As I thumbed through the sticky pages, breathing in memories of every oil- and chocolate-smudged recipe, it was obvious I wasn’t going to find what I was looking for. Trying to decipher my mother’s cryptic handwriting, cross-outs and arrows was something akin to solving the puzzle from The Da Vinci Code. So I called my cousin Susie in Dayton.

“Call my mother,” she said upon hearing the trigger word “brisket.” “She’s the maven. I swear I think my parents are making ten briskets right now.”

To know Aunt Lois and Uncle Gil is to know such pure unadulterated joy it’s downright depressing. Married for fifty years and in their late seventies, they are excruciatingly ebullient, perennially perky, and nauseatingly nice.

“So I hear you’re the goddess of grease,” I say without a hello. “I mean the maven of meats. The best darn brisket maker in the whole family. Have I garnered your graces? Have I paid you due homage? What do you think? How about sharing your recipe?”

“Recipe?” Aunt Lois says, her voice sounding well-marinated in praise. “Recipe, schmecipe! We’ll make you one and send it.”

“You’ll send me one? You’ll make me a brisket and send it?” I repeat, certain that I heard this wrong.

“Of course,” she says as if everybody does this. “We’re mailing one to New York for Alex, one to San Francisco for Allison, one to Chicago for Ben and one to Boston for Michael. Oh, plus we’re sending Allison a turkey.”

“You’re cooking and sending meat around the country? You’re kidding, right? Is that legal? Is it safe?”

“Oh, honey, we’ve been doing it for years.”

“Alrighty then, mail me a brisket. I’ll have a party.”

Each day I checked the mailbox. Nothing. As my party date neared I made plans for the back-up salmon I might have to grill. Then, pulling into the driveway one day, my daughter yelled, “Mom, there’s something big at the front door.”

Sitting on my doorstep was an official U.S. mail basket, the type postal workers use to haul piles of letters. Contained inside was a package oozing a small odiferous puddle. It was either a brisket or a message from the mob, but one sniff and those onions gave it away. I rushed inside to open the package.

The brisket lay sliced and perfectly arranged in its oven-ready foil container. The meat was pretty frozen but the gravy was in definite thaw mode.

“Eeeww. I can’t serve this, can I?” I poked at the meat imagining every festering foodborne cootie. I could already picture the newspaper headlines: “Hanukah Horror: Entire Party Hospitalized when Brisket Goes Bad.”

“Uh, hi Aunt Lois. Umm the brisket arrived today. Well it looks great—really fabulous. Thank you sooo much. The only thing is, it’s a little drippy, you know—defrosted.”

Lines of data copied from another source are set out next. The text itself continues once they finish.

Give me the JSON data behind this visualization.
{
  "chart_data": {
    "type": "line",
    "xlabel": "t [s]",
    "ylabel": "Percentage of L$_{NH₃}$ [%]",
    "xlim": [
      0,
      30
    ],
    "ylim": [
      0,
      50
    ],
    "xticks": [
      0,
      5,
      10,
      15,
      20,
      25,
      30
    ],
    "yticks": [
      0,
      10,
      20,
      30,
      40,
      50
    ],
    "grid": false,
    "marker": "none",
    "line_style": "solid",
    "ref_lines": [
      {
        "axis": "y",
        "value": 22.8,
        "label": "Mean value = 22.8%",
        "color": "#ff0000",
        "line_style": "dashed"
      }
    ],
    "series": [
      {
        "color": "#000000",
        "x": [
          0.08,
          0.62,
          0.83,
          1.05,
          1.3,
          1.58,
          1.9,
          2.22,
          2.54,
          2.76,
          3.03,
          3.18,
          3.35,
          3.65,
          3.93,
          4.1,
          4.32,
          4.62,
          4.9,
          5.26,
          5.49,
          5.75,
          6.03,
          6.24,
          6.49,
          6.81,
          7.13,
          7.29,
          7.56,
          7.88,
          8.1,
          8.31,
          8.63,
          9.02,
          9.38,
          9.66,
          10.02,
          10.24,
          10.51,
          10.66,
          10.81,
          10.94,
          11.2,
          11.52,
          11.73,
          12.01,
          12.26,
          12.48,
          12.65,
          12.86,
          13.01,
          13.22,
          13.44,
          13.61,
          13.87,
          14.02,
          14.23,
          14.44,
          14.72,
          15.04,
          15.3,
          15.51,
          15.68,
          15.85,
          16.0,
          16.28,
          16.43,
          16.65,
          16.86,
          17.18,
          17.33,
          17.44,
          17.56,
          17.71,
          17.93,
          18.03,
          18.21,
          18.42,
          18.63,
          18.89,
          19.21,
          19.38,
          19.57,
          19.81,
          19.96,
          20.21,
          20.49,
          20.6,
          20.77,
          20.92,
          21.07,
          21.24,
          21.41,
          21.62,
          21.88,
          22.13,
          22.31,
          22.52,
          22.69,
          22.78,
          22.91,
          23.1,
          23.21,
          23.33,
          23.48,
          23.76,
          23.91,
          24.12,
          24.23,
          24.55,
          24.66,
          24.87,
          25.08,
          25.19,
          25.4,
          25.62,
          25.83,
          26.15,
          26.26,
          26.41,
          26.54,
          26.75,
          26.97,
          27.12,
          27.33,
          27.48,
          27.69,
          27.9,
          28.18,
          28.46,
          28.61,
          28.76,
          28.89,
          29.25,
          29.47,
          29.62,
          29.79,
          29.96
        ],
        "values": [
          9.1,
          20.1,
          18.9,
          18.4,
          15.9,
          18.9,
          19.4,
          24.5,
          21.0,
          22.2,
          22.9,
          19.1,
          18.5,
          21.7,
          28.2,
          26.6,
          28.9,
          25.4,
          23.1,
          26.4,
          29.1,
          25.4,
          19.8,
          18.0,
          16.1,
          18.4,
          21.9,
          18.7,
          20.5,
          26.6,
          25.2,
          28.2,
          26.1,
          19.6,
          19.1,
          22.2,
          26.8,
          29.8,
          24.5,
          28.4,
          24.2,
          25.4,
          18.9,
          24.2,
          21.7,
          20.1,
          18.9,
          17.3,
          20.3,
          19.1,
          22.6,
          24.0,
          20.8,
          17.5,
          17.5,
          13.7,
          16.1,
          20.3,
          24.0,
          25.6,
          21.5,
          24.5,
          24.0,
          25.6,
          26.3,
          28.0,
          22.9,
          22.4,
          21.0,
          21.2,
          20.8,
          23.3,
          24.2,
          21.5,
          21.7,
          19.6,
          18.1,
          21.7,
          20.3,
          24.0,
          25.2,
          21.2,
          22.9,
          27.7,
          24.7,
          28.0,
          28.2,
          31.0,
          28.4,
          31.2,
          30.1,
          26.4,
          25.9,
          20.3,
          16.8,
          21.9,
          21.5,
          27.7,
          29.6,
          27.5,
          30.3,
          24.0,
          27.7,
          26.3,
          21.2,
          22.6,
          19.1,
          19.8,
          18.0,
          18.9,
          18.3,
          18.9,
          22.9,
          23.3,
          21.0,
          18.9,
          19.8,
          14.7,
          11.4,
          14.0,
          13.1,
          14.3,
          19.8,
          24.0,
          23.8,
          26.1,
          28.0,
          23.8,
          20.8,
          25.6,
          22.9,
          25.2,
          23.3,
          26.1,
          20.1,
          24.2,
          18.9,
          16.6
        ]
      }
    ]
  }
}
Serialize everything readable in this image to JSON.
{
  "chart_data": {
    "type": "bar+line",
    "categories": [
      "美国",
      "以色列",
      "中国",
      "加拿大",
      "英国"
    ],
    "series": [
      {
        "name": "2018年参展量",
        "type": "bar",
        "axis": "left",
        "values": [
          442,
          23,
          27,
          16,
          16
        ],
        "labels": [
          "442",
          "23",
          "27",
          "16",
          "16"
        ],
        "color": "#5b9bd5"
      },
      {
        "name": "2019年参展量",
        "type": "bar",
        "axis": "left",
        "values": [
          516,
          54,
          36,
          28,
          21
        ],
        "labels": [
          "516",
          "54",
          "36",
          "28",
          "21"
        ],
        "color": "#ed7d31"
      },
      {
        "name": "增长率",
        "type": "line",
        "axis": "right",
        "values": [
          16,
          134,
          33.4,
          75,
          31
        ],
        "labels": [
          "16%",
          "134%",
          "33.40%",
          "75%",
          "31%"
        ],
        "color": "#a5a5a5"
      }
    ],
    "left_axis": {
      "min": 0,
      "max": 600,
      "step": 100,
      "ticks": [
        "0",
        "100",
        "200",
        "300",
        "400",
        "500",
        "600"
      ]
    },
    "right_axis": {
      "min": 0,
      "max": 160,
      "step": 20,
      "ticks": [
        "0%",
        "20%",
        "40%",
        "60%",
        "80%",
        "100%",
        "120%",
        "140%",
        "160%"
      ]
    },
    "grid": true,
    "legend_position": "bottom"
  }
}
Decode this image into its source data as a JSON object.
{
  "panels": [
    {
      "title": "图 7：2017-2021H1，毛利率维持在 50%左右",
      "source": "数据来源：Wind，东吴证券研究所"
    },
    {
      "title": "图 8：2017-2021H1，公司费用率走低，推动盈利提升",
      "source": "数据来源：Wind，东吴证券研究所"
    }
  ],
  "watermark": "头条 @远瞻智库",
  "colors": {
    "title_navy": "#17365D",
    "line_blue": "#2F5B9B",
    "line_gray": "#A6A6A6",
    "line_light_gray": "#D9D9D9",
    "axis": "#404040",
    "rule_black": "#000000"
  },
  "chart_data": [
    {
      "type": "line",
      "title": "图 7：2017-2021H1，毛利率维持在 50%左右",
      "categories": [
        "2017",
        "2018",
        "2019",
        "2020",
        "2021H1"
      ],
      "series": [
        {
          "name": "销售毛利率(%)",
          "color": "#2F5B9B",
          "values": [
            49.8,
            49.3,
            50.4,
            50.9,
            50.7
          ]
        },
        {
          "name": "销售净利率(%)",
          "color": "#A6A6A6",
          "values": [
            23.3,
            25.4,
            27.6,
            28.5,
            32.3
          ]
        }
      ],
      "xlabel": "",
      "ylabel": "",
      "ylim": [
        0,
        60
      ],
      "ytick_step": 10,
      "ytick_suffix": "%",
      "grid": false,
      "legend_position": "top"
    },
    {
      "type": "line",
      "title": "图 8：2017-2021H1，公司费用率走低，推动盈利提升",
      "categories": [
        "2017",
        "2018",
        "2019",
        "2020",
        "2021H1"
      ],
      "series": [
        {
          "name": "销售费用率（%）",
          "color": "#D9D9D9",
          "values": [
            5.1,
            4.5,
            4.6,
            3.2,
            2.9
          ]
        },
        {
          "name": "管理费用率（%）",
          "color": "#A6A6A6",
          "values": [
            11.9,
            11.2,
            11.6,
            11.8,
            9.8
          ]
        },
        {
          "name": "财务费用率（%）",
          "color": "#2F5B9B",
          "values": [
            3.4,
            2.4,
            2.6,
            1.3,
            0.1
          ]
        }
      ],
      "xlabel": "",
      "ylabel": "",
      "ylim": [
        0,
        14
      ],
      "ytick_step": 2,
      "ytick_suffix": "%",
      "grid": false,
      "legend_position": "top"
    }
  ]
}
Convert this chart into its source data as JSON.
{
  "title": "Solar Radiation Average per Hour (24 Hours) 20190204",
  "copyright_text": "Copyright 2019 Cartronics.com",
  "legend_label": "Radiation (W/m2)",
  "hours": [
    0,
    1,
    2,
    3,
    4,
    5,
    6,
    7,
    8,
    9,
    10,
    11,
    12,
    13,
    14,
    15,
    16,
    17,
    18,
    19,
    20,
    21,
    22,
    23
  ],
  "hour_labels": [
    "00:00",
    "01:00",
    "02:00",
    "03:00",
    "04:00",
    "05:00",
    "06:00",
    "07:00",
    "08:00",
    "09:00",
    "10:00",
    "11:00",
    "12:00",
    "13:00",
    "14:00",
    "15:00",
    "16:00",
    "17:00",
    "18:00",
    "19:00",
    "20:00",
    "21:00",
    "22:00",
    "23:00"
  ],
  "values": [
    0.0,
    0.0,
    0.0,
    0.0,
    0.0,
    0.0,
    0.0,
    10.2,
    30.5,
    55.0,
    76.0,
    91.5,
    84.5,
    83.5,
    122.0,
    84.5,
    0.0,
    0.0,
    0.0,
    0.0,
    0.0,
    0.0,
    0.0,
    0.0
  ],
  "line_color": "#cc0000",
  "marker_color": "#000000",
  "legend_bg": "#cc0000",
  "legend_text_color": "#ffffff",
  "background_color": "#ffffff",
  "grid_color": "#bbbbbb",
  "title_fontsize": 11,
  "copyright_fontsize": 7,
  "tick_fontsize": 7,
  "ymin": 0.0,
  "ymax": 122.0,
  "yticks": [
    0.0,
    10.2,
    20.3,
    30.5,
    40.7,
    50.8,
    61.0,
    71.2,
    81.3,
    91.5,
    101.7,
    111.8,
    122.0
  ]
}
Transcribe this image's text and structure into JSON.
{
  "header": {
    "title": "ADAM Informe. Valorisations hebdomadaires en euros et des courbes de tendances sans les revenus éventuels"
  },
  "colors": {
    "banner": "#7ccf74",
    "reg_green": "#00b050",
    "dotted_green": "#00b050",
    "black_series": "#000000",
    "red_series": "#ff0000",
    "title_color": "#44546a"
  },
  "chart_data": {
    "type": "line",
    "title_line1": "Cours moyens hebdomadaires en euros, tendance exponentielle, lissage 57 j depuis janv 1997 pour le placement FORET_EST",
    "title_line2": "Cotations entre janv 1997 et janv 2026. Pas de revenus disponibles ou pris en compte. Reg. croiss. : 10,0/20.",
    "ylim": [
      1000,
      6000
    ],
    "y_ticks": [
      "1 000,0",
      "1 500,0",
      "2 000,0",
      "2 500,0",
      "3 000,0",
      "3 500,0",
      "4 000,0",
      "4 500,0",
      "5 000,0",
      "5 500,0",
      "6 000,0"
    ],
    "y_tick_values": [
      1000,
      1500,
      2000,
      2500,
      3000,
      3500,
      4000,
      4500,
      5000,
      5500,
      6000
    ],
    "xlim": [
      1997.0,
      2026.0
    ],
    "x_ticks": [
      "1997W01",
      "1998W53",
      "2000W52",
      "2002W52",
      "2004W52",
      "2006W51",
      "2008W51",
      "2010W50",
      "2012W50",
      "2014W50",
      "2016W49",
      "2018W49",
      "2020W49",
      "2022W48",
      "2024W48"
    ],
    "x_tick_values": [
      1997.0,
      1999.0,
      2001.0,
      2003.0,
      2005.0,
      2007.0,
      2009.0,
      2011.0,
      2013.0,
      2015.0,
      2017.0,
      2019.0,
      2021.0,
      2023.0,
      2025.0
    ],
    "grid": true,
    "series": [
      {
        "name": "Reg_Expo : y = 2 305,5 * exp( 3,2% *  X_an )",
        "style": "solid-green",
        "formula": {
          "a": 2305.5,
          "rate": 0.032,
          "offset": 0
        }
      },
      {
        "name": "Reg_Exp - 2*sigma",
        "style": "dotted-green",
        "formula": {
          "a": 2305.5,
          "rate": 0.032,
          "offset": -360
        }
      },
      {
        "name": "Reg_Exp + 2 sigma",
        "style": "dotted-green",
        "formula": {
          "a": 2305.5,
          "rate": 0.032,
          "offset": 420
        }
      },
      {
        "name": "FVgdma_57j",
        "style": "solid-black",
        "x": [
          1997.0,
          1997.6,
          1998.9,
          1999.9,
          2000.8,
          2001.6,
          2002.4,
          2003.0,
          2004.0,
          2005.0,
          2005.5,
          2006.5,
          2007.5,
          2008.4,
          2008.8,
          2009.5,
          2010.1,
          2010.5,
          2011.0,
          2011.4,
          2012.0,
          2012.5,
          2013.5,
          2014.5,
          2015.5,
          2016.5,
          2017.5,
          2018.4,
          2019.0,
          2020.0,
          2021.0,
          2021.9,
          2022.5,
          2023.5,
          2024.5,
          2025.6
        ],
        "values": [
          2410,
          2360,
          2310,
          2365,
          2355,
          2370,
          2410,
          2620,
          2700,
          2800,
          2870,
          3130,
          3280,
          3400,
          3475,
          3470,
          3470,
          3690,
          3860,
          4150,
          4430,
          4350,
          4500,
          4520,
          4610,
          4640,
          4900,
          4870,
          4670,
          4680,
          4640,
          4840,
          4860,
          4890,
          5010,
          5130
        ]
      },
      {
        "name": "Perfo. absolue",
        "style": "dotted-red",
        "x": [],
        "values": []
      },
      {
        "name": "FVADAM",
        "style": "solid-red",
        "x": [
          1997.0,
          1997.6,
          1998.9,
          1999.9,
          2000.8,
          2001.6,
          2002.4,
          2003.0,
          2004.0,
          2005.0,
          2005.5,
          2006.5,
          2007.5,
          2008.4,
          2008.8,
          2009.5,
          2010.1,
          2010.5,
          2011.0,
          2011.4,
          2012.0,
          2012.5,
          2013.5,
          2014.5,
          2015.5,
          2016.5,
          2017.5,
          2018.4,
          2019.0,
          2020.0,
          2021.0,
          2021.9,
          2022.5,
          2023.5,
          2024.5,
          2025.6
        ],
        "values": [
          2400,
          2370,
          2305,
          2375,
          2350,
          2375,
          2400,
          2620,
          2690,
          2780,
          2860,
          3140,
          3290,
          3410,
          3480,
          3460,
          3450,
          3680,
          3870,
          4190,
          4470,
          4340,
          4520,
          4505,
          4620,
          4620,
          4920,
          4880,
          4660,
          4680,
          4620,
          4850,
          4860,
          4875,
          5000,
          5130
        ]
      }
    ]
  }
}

“That’s perfect!” she says and means it.

“Really? Don’t you think it’s a little scary?”

“Honey, we’ve never had a brisket go bad. Just refrigerate it and heat it up when you’re ready. Enjoy!” she chirped and hung up.

Just to be sure, I called Susie again.

“What do you think? Is it safe?”

“I have no idea. My kids always get them drippy, but they eat them and they’re okay. I think my parents are brisket fairies or something. I’m sure it’ll be perfect. It always is.”

That was four years ago. It was perfect and the only thing we suffered from was overeating.

Oh, I finally did face my coming-of-age brisket and as it turned out, it was pretty simple, especially because I could make it and freeze it long in advance, letting the flavors marry. But every year during our holiday preparations I enlist my daughter’s help because you can bet I’ll never be calling her to say, “the brisket is in the mail.”